Neurological recovery in our study is in accordance with the results of Goh et al., who were able to show that patients with a severe DCM showed significantly greater improvement in JOA, Neurogenic Symptoms, Neck Disability Index, SF-36 Physical Component Summary, and Mental Component Summary and a larger proportion attained Minimal clinically important difference for Neck Disability Index and SF-36 Physical Component Summary after surgery than patients with moderate and mild DCM, while Minimal clinically important difference was equal for JOA Score [29]. Furthermore, surgical intervention for DCM is reducing the incidence rate of falls (decreased significantly from 497.4 to 90.3 falls per 100 person-years) and the incidence of motor deterioration per fall (decreased significantly from 34 to 8%) [30]. Surgery can improve motor deficits and decrease nursing care requirements among elderly patients with DCM [31]. Therefore, early surgery might be the treatment of choice to interfere the natural history of DCM and improve the neurological prognosis [15, 16, 18, 21].
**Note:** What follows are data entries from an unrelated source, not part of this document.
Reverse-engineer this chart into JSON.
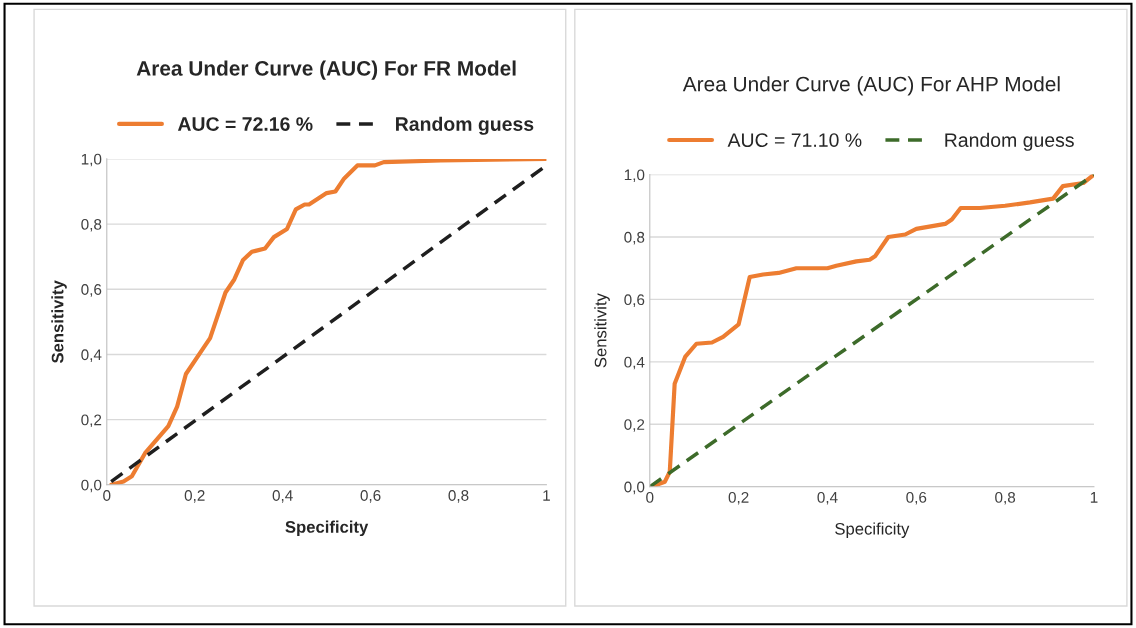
{
  "chart_data": [
    {
      "type": "line",
      "title": "Area Under Curve (AUC) For FR Model",
      "xlabel": "Specificity",
      "ylabel": "Sensitivity",
      "xlim": [
        0,
        1
      ],
      "ylim": [
        0,
        1
      ],
      "xticks": [
        0,
        {
          "value": 0.2,
          "label": "0,2"
        },
        {
          "value": 0.4,
          "label": "0,4"
        },
        {
          "value": 0.6,
          "label": "0,6"
        },
        {
          "value": 0.8,
          "label": "0,8"
        },
        1
      ],
      "yticks": [
        {
          "value": 0,
          "label": "0,0"
        },
        {
          "value": 0.2,
          "label": "0,2"
        },
        {
          "value": 0.4,
          "label": "0,4"
        },
        {
          "value": 0.6,
          "label": "0,6"
        },
        {
          "value": 0.8,
          "label": "0,8"
        },
        {
          "value": 1,
          "label": "1,0"
        }
      ],
      "grid": "y",
      "legend": "top",
      "series": [
        {
          "name": "AUC = 72.16 %",
          "color": "#ed7d31",
          "line_style": "solid",
          "x": [
            0.01,
            0.038,
            0.057,
            0.087,
            0.14,
            0.16,
            0.18,
            0.22,
            0.235,
            0.27,
            0.29,
            0.31,
            0.33,
            0.36,
            0.38,
            0.41,
            0.43,
            0.45,
            0.46,
            0.5,
            0.52,
            0.54,
            0.57,
            0.61,
            0.63,
            0.76,
            1.0
          ],
          "values": [
            0.0,
            0.01,
            0.026,
            0.097,
            0.18,
            0.24,
            0.34,
            0.42,
            0.45,
            0.59,
            0.63,
            0.69,
            0.715,
            0.725,
            0.76,
            0.785,
            0.845,
            0.86,
            0.86,
            0.895,
            0.9,
            0.94,
            0.98,
            0.98,
            0.99,
            0.995,
            1.0
          ]
        },
        {
          "name": "Random guess",
          "color": "#1f1f1f",
          "line_style": "dashed",
          "x": [
            0.01,
            1.0
          ],
          "values": [
            0.01,
            0.98
          ]
        }
      ]
    },
    {
      "type": "line",
      "title": "Area Under Curve (AUC) For AHP Model",
      "xlabel": "Specificity",
      "ylabel": "Sensitivity",
      "xlim": [
        0,
        1
      ],
      "ylim": [
        0,
        1
      ],
      "xticks": [
        0,
        {
          "value": 0.2,
          "label": "0,2"
        },
        {
          "value": 0.4,
          "label": "0,4"
        },
        {
          "value": 0.6,
          "label": "0,6"
        },
        {
          "value": 0.8,
          "label": "0,8"
        },
        1
      ],
      "yticks": [
        {
          "value": 0,
          "label": "0,0"
        },
        {
          "value": 0.2,
          "label": "0,2"
        },
        {
          "value": 0.4,
          "label": "0,4"
        },
        {
          "value": 0.6,
          "label": "0,6"
        },
        {
          "value": 0.8,
          "label": "0,8"
        },
        {
          "value": 1,
          "label": "1,0"
        }
      ],
      "grid": "y",
      "legend": "top",
      "series": [
        {
          "name": "AUC = 71.10 %",
          "color": "#ed7d31",
          "line_style": "solid",
          "x": [
            0.004,
            0.034,
            0.045,
            0.056,
            0.08,
            0.105,
            0.14,
            0.165,
            0.2,
            0.225,
            0.255,
            0.29,
            0.33,
            0.4,
            0.42,
            0.465,
            0.495,
            0.507,
            0.537,
            0.575,
            0.6,
            0.665,
            0.68,
            0.7,
            0.743,
            0.8,
            0.856,
            0.908,
            0.93,
            0.976,
            1.0
          ],
          "values": [
            0.0,
            0.016,
            0.048,
            0.33,
            0.417,
            0.458,
            0.462,
            0.48,
            0.52,
            0.672,
            0.68,
            0.685,
            0.7,
            0.7,
            0.708,
            0.722,
            0.727,
            0.738,
            0.8,
            0.808,
            0.826,
            0.842,
            0.856,
            0.893,
            0.893,
            0.9,
            0.911,
            0.923,
            0.963,
            0.973,
            1.0
          ]
        },
        {
          "name": "Random guess",
          "color": "#3d6b2a",
          "line_style": "dashed",
          "x": [
            0.0,
            1.0
          ],
          "values": [
            0.0,
            1.0
          ]
        }
      ]
    }
  ]
}
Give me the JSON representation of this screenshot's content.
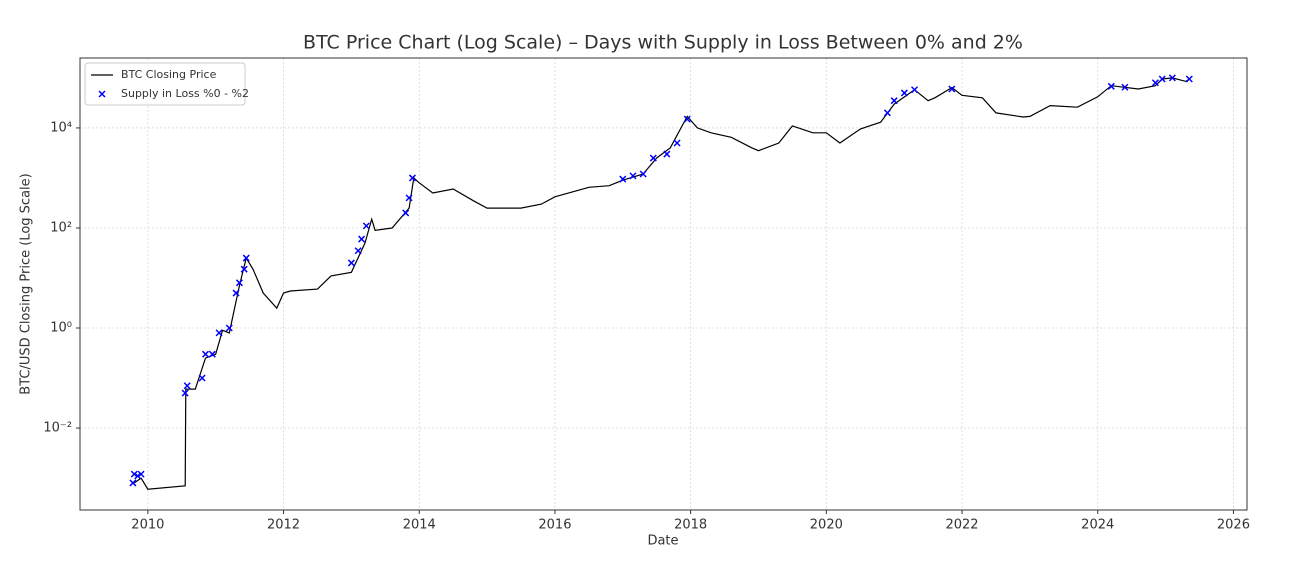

The signal change in T1- and T2-weighted MRI is well known in DCM [12, 32, 33], but might be absent in 21% of patients [34]. The high SI on T2-weighted MRI has been attributed to edema, inflammation, gliosis and myelomalacia after long-standing compression of the spinal cord [35]. There is a significant correlation between T2-weighted SI and the degree of spinal cord compression [12, 32]. Furthermore, high SI on T2-weighted MRI is known to be a negative predictor for neurological outcome [16, 36, 37]. For example, Vedantam et al. demonstrated that a high SI in T2- weighted MRI is associated with a lower rate on postoperative recovery [38]. Gibson et al. reported a high correlation of Babinski sign, Hoffman’s sign, inverted brachioradialis reflex and hyperreflexia with the myelopathy and the consecutive spinal cord damage [13]. However, in our cohort the symptoms at the onset of DCM showed no significant correlation with SI in T2- weighted MRI, but a statistical trend was seen in patients with motor deficits. The statistical trend that motor deficits were associated with a significant higher amount of signal changes on T2-weighted MRI might be caused by the small number of patients presented with motor deficits as first symptom of DCM. Only 38 patients (9.2%) suffered from motor deficits as first symptom of DCM. Of those, 73.7% showed high SI on T2-weighted MRI compared to patients with cervicobrachial neuralgia (58.2%), gait disturbances (60.8%) and sensory deficits (57.7%). Therefore, significance might be reached in a cohort with more patients suffering from motor deficits. Additionally, cervicobrachial neuralgia, sensory deficits and gait disturbance are symptoms, which might not result from SI changes on MRI as a result of spinal cord damage alone. Those symptoms are influenced by multiple other causes such as comorbidities like diabetes mellitus or polyneuropathy, age, and simply mislead of the cervical spine.

Study limitations

The main limitation of our study is the retrospective, non-randomized character of the study with its associated inherent bias. The incomplete follow-up and the short follow-up period of six months limited the prediction and carries the risk of additional information and selection bias. However, future prospective studies with a longer follow-up are needed to evaluate the neurological long-term outcome and to strengthen the predictive analysis in patients.

Conclusion

Patients with motor deficits and gait disturbance as first symptom of DCM showed significant lower mJOA Scores than patients with cervicobrachial neuralgia or sensory deficits and are, therefore, negative predictors for postoperative neurological outcome. Nevertheless, patients with motor deficits and gait disturbance might significantly profit from the surgical treatment, despite lower preoperative mJOA Score.